Courtney and Jerrid have both been lucky to be on the receiving end of the mentor-mentee relationship. For Courtney, one of her mentors was her supervisor at her very first job out of library school. This supervisor went above and beyond the typical call of duty. Having been in the profession for quite some time, her mentor knew essential milestones Courtney needed to achieve to make herself marketable to a broader audience.
Jerrid attributes his academic and career trajectories to a whole team of mentors. He counts off a sizable list of names to demonstrate that mentorship can take all shapes and forms. It does not necessarily have to be the whole shebang from just one person. Along the way, Jerrid has picked up pieces of wisdom that cater to specific talents of each mentor.

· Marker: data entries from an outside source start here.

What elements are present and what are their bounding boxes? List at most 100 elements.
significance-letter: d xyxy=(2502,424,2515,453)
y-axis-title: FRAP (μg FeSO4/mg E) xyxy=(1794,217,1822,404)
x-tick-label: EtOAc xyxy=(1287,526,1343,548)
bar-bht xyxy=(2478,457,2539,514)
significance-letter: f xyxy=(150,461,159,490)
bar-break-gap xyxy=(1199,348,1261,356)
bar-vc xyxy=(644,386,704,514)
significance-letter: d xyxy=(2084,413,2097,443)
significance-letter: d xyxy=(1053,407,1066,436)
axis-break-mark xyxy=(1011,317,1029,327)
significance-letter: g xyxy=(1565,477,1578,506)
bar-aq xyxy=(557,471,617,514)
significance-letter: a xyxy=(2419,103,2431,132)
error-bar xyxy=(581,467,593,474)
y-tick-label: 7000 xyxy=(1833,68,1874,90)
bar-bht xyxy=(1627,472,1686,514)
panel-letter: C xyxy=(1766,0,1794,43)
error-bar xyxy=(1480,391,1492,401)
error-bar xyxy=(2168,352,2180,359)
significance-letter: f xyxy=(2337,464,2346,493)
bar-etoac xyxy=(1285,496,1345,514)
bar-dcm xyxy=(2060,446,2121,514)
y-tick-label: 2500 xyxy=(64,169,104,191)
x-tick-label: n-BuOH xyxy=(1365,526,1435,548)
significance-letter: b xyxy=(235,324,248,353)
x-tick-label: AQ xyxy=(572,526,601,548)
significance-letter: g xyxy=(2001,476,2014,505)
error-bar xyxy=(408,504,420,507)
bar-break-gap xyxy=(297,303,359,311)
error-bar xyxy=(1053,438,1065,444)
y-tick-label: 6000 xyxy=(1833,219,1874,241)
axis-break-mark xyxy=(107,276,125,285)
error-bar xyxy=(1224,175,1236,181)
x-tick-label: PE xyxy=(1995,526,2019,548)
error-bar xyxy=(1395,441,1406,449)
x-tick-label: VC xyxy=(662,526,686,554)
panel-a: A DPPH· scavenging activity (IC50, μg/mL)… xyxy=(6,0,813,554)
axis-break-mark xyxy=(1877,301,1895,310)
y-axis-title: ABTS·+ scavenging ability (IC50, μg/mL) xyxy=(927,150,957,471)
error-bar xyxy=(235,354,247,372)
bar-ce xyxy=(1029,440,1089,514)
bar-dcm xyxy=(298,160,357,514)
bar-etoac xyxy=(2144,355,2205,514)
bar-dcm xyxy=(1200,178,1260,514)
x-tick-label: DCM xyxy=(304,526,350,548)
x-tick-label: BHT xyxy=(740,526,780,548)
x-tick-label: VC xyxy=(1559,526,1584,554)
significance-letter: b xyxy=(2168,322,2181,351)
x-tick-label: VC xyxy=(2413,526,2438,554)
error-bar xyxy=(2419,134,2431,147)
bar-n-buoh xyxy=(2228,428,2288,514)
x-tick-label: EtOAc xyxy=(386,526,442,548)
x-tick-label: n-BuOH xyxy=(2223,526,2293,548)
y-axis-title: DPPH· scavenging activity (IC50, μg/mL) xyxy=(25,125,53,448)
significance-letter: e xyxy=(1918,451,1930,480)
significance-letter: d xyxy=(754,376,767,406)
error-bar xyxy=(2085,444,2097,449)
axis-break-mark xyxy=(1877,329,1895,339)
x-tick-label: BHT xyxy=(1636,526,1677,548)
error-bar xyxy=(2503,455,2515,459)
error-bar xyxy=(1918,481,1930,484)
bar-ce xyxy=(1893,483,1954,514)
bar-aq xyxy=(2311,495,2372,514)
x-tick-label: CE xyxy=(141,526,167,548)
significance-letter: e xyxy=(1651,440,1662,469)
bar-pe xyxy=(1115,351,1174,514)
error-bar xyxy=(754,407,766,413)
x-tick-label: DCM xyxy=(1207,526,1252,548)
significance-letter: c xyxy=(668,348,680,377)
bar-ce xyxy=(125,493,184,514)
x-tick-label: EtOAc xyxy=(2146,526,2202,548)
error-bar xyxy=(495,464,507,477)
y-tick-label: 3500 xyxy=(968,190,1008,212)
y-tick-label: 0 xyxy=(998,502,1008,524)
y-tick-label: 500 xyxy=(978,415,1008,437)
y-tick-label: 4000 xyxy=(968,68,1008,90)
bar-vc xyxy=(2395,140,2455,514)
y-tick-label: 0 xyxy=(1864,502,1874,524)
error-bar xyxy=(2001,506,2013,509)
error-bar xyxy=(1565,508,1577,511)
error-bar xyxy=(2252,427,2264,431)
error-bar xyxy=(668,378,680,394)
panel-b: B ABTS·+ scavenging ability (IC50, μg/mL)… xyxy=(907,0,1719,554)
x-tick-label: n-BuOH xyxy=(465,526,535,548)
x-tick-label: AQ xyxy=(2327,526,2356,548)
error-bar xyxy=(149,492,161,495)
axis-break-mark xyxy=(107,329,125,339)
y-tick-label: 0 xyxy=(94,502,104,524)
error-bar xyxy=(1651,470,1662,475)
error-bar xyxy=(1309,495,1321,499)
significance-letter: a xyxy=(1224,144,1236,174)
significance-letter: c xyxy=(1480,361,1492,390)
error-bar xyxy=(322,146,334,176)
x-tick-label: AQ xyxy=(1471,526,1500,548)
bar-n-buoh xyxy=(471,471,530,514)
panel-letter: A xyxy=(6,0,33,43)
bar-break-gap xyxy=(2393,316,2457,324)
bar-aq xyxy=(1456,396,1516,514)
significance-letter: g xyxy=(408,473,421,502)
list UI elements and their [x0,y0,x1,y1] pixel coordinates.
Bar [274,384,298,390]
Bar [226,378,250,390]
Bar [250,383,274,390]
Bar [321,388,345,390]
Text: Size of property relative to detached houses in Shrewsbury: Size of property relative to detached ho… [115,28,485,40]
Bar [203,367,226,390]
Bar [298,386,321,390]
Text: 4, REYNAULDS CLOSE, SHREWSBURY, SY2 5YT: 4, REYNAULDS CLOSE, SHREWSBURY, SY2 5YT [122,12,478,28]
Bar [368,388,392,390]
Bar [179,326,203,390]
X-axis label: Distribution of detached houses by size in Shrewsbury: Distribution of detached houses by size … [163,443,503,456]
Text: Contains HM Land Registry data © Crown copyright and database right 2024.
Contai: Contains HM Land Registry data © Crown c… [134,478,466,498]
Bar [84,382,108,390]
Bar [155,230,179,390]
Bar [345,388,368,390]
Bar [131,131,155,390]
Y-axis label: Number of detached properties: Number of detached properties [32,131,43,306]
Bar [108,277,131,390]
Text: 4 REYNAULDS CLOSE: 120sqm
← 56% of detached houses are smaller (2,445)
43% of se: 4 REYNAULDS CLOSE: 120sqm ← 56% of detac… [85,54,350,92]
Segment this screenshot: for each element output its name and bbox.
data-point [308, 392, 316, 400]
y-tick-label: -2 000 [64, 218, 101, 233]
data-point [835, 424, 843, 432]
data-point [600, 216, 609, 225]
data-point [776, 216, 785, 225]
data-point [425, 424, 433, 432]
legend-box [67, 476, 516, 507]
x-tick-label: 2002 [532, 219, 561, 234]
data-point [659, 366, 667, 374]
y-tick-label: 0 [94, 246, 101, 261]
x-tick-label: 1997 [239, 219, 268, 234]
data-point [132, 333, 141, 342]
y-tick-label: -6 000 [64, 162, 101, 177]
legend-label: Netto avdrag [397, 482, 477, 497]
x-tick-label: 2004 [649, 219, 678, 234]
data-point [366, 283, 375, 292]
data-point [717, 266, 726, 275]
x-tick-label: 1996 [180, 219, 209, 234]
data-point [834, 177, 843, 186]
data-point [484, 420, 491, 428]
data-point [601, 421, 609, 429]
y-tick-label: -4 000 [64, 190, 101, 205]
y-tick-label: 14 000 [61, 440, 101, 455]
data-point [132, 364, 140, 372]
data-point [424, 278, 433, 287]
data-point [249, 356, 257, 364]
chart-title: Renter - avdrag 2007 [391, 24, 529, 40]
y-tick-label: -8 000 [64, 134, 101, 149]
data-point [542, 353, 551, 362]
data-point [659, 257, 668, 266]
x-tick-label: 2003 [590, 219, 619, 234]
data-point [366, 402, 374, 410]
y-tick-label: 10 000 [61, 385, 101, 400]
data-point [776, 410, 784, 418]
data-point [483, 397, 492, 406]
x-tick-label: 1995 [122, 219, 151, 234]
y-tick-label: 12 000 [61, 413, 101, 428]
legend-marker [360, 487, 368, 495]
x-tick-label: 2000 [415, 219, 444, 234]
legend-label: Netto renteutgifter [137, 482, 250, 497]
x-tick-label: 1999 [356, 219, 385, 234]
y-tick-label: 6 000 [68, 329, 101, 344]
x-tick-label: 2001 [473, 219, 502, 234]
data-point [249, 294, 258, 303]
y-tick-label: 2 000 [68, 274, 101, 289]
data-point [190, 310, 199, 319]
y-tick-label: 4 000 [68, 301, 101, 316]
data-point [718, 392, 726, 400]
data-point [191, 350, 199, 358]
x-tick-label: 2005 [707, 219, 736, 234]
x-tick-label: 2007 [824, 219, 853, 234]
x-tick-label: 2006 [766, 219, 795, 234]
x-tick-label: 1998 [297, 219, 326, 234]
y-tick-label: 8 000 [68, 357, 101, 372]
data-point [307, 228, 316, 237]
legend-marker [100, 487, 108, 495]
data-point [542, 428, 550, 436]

In turn, he was able to forge an informed path that led him to reach his goals.
Colleagues are a wonderful thing – but mentors, that’s where the real work gets done – Junot Diaz
A mentorship is a vital tool in social entrepreneurship where stakes are high, and there is little room for error. Finding a mentor may mean checking your ego at the door and putting yourself out there. All too often we like to go it alone and not ask for help, but in the business world, a mentor may save you time and money. The hosts encourage you to humble yourself. If you ask for advice and guidance, most people are willing to give it to you. A good start would be to look for people who are doing something similar to you and see what you can learn from them.
Although the mentor-mentee relationship may be established through a formal process to fit your needs and interests, more often than not it happens naturally. As Jerrid reflects on his mentors, he realizes that he may not have thought of them as mentors at the time. However as he reflects back upon those interactions, he understands how these associations have benefited his life.
My mentor said, Let’s go do it, not You go do it. How powerful when someone says, Let’s – Jim Rohn
The hosts then flip the coin to talk about the times they have been in the role of mentor. Jerrid was involved in the creation of the Leadership Ally program at Rollins College. Students in this program attend conferences related to leadership and devise projects based on this topic. Upon their return, students are paired with faculty so that faculty may help them develop an action plan. Jerrid recalls that these pairings increased student productivity and follow-through.
Jerrid and Courtney wrap up the show with a discussion of the teacher-student relationship and how closely (or not so closely) it may parallel that of the mentor-mentee relationship.